Brit Marling and Michael Pitt team up for the sci-fi film "I Origins." Credit: Getty Images
Brit Marling and Michael Pitt are tired of the usual cliches, in movies and in life, about scientists.
“There’s this idea that scientists are men and women in white lab coats with no sense of humor,” Pitt says.
“Not at all,” Marling insists. “They’re f—ing so funny.”
“People think they have no passion, that they can’t talk to you about music,” Pitt goes on.
“They have so much enthusiasm, just for the f—ing love of it,” Marling adds. “They just want to communicate their love of [science] to you, to get you to revel in that love too.”
In “I Origins” — which reunites Marling with Mike Cahill, the director of her breakthrough movie, “Another Earth” — both Marling and Pitt play molecular biologists researching the evolution of the eye.

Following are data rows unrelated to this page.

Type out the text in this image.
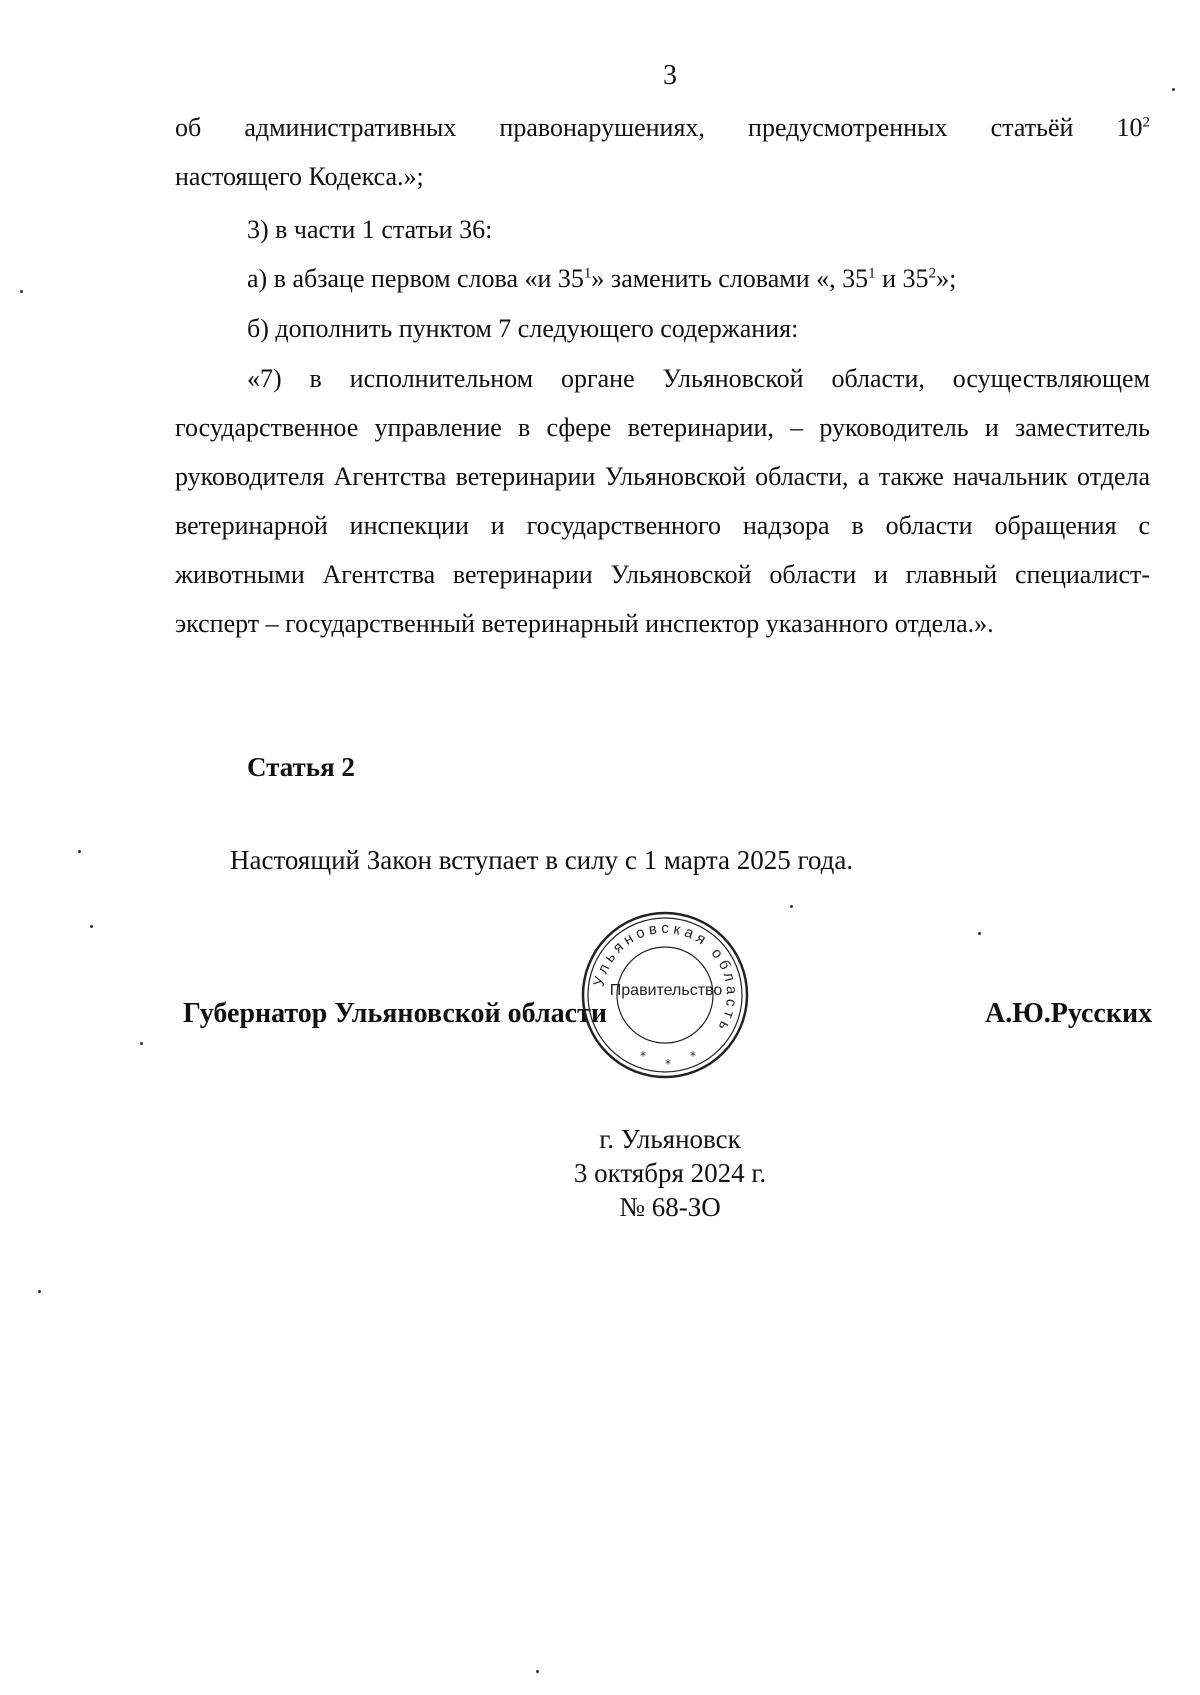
3
об административных правонарушениях, предусмотренных статьёй $10^2$
настоящего Кодекса.»;
3) в части 1 статьи 36:
а) в абзаце первом слова «и $35^1$» заменить словами «, $35^1$ и $35^2$»;
б) дополнить пунктом 7 следующего содержания:
«7) в исполнительном органе Ульяновской области, осуществляющем государственное управление в сфере ветеринарии, – руководитель и заместитель руководителя Агентства ветеринарии Ульяновской области, а также начальник отдела ветеринарной инспекции и государственного надзора в области обращения с животными Агентства ветеринарии Ульяновской области и главный специалист-эксперт – государственный ветеринарный инспектор указанного отдела.».
Статья 2
Настоящий Закон вступает в силу с 1 марта 2025 года.
Губернатор Ульяновской области	А.Ю.Русских
Ульяновская область
*
*
*
Правительство
г. Ульяновск
3 октября 2024 г.
№ 68-ЗО
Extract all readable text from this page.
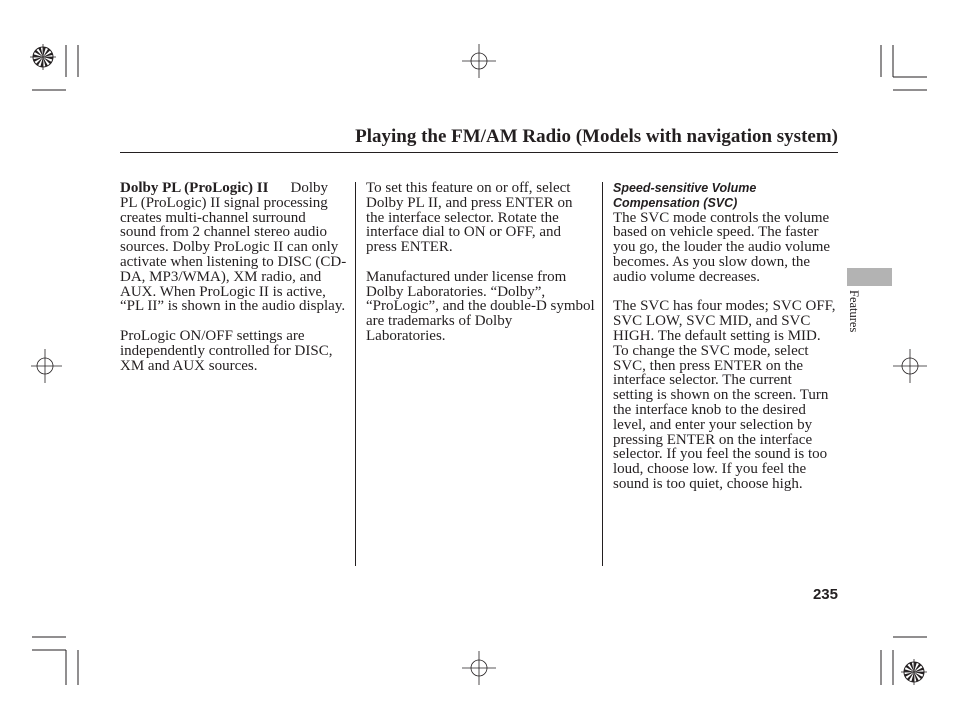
Playing the FM/AM Radio (Models with navigation system)
Dolby PL (ProLogic) II Dolby
PL (ProLogic) II signal processing
creates multi-channel surround
sound from 2 channel stereo audio
sources. Dolby ProLogic II can only
activate when listening to DISC (CD-
DA, MP3/WMA), XM radio, and
AUX. When ProLogic II is active,
“PL II” is shown in the audio display.
ProLogic ON/OFF settings are
independently controlled for DISC,
XM and AUX sources.
To set this feature on or off, select
Dolby PL II, and press ENTER on
the interface selector. Rotate the
interface dial to ON or OFF, and
press ENTER.
Manufactured under license from
Dolby Laboratories. “Dolby”,
“ProLogic”, and the double-D symbol
are trademarks of Dolby
Laboratories.
Speed-sensitive Volume
Compensation (SVC)
The SVC mode controls the volume
based on vehicle speed. The faster
you go, the louder the audio volume
becomes. As you slow down, the
audio volume decreases.
The SVC has four modes; SVC OFF,
SVC LOW, SVC MID, and SVC
HIGH. The default setting is MID.
To change the SVC mode, select
SVC, then press ENTER on the
interface selector. The current
setting is shown on the screen. Turn
the interface knob to the desired
level, and enter your selection by
pressing ENTER on the interface
selector. If you feel the sound is too
loud, choose low. If you feel the
sound is too quiet, choose high.
Features
235
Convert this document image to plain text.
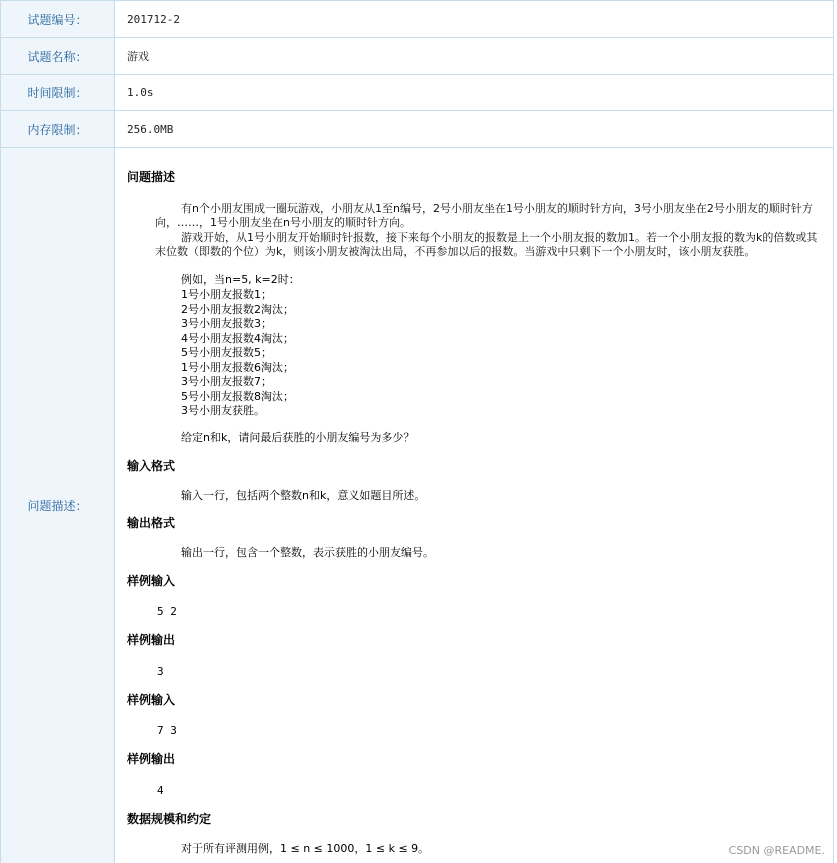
试题编号：	201712-2
试题名称：	游戏
时间限制：	1.0s
内存限制：	256.0MB
问题描述：
问题描述
有n个小朋友围成一圈玩游戏，小朋友从1至n编号，2号小朋友坐在1号小朋友的顺时针方向，3号小朋友坐在2号小朋友的顺时针方向，……，1号小朋友坐在n号小朋友的顺时针方向。
游戏开始，从1号小朋友开始顺时针报数，接下来每个小朋友的报数是上一个小朋友报的数加1。若一个小朋友报的数为k的倍数或其末位数（即数的个位）为k，则该小朋友被淘汰出局，不再参加以后的报数。当游戏中只剩下一个小朋友时，该小朋友获胜。
例如，当n=5, k=2时：
1号小朋友报数1；
2号小朋友报数2淘汰；
3号小朋友报数3；
4号小朋友报数4淘汰；
5号小朋友报数5；
1号小朋友报数6淘汰；
3号小朋友报数7；
5号小朋友报数8淘汰；
3号小朋友获胜。
给定n和k，请问最后获胜的小朋友编号为多少？
输入格式
输入一行，包括两个整数n和k，意义如题目所述。
输出格式
输出一行，包含一个整数，表示获胜的小朋友编号。
样例输入
5 2
样例输出
3
样例输入
7 3
样例输出
4
数据规模和约定
对于所有评测用例，1 ≤ n ≤ 1000，1 ≤ k ≤ 9。	CSDN @README.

They make some shocking discoveries, one that may involve Pitt’s character’s dead ex-girlfriend (Astrid Berges-Frisbey).
As prep, Cahill took them to his brother’s friend’s lab at Johns Hopkins. “We went into the basement, with the Holocaust of mice that are down there,” recalls Marling. “It’s intense. You have to commit to days and days of really tedious, specific research and notation before you may one day come across something is the aberration of discovery.”
Marling and Pitt went on a little crash course. They would constantly read books on science. “We would pass things that we were reading onto each other. We’d be like, ‘Oh my God, did you read this from [Richard] Dawkins? Did you read this part of ‘Origin of the Species?’ We just straight-up nerdy about this,” Marling remembers. “That was the fun part of doing this together.”
Michael Pitt and Brit Marling are stuck in the lab in "I Origins." Credit: Fox Searchlight
“Those people became my heroes,” Pitt says. “The type of research they were doing was for humanity. They could make serious money working for some pharmaceutical company. But they care about research and what they’re working on. They’re actually taking a huge pay cut to work in this lab where not everything working, some of the gear is outdated.”
Pitt even identified with them, in a sense. “They inspired me to continue what I’ve been trying to do, which is to make things I care about. That’s a crazy concept for some people,” he says. “I want to work with people like Mike [Cahill] in environments like this. That’s when I feel rich.”
There was so much that they shot for “I Origins” that Marling and Pitt claim they’re not even sure what’s in the final cut hitting theaters. They even reference a birth scene nowhere in the film. That was simply a product of Cahill’s loose, collaborative approach, where he’d allow his actors to disagree on certain parts.
“Onset you’re just playing every day,” says Marling. There’s a scene where they argue over whether Pitt’s character should go to India to look into what may be a major scientific discovery. “The early incarnations of that scene had her telling him not to go. But we realized that didn’t feel right. We were trying to tell a story about a partnership with equality. She shouldn’t say, ‘Don’t go.’ It should be the other way around.”
They would spend lots of time discussing and arguing about scenes, shooting it multiple ways. “And then someone else has to go figure that out in the editing room,” she says. “By the time someone watches the film it’s like hundreds of people’s mind and hands and imaginations have touched it and tried to refine this gem. That’s the charged part of storytelling.”